Dynamic Programming can be used to solve the Climbing Stairs problem by breaking it down into smaller subproblems and storing the solutions to these subproblems in a table or array.

To solve the Climbing Stairs problem, we can define a recursive function, let's call it climbStairs(n), which represents the number of distinct ways to climb to the top of a staircase with n steps.

The base cases for this recursive function are:
- If n is 0, there is only one way to climb the stairs (by not taking any steps).
- If n is 1, there is only one way to climb the stairs (by taking one step).

For any other value of n, we can calculate the number of distinct ways to climb the stairs by considering the two possible choices at each step:
- If we take one step at the current position, we need to calculate the number of distinct ways to climb the remaining n-1 steps.
- If we take two steps at the current position, we need to calculate the number of distinct ways to climb the remaining n-2 steps.

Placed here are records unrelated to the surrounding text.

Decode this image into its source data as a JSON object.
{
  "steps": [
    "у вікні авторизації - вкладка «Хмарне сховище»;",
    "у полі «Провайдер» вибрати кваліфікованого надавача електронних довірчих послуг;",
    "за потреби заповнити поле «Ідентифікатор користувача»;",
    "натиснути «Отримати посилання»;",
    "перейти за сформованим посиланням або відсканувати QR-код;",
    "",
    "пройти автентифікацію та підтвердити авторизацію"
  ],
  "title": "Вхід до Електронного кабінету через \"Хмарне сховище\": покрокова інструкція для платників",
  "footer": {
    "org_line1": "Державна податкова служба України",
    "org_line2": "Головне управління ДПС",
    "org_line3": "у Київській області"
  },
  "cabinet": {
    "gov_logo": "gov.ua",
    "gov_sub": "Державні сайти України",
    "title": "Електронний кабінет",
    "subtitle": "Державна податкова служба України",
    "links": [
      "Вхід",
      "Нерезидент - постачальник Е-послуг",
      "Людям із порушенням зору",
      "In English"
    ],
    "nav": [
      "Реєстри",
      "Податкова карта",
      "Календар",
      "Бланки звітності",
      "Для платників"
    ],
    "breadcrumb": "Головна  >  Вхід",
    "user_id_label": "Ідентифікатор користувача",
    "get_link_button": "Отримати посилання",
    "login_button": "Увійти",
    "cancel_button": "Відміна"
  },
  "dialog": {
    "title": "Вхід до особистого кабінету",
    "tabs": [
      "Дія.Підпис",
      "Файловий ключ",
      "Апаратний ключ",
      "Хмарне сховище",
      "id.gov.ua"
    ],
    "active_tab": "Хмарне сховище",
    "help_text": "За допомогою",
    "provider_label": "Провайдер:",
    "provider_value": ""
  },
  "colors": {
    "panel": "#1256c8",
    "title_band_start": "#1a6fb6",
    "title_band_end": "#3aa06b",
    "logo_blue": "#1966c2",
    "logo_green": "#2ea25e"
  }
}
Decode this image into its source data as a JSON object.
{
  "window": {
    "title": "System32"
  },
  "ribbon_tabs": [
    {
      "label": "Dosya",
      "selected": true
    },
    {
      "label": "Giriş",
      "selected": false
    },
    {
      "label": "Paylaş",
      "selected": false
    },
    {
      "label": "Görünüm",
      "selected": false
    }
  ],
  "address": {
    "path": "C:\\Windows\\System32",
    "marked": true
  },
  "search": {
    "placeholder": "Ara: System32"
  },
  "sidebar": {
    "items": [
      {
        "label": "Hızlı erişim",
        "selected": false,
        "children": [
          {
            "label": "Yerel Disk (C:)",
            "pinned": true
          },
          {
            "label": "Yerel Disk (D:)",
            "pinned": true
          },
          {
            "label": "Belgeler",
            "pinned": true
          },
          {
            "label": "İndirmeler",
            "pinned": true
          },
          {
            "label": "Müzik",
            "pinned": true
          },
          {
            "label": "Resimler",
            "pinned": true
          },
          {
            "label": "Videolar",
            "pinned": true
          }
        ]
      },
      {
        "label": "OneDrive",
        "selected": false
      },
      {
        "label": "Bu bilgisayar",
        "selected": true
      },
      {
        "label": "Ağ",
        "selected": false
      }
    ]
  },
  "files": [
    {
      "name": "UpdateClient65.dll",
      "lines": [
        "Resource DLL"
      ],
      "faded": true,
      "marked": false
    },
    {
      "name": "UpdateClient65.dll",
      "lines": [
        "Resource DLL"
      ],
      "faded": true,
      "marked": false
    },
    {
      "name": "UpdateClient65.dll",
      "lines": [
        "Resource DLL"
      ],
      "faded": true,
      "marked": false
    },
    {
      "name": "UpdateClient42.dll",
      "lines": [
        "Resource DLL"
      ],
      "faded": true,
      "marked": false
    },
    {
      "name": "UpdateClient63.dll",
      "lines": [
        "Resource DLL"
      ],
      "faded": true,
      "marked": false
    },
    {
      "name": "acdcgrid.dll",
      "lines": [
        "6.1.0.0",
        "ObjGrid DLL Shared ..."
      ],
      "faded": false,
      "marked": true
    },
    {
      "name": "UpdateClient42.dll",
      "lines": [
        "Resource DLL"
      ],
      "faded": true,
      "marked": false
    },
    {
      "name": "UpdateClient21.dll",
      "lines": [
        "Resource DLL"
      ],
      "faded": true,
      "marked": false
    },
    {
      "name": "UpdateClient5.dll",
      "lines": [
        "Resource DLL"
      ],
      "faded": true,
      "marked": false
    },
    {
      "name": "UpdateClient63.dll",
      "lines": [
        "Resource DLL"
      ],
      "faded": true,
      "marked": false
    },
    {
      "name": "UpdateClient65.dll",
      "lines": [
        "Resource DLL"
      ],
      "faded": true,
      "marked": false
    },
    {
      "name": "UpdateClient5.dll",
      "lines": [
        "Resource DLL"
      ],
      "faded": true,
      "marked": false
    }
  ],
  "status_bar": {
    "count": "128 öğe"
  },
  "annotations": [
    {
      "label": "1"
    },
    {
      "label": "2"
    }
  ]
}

Therefore, the recursive formula for climbStairs(n) can be defined as:
climbStairs(n) = climbStairs(n-1) + climbStairs(n-2)

To avoid redundant calculations, we can use dynamic programming to store the solutions to the subproblems in an array. We start by initializing the array with the base cases (climbStairs(0) = 1 and climbStairs(1) = 1). Then, we iterate from 2 to n, calculating the number of distinct ways to climb the stairs at each step using the recursive formula and storing the result in the array.

Finally, we return the value of climbStairs(n) from the array, which represents the number of distinct ways to climb to the top of the staircase with n steps.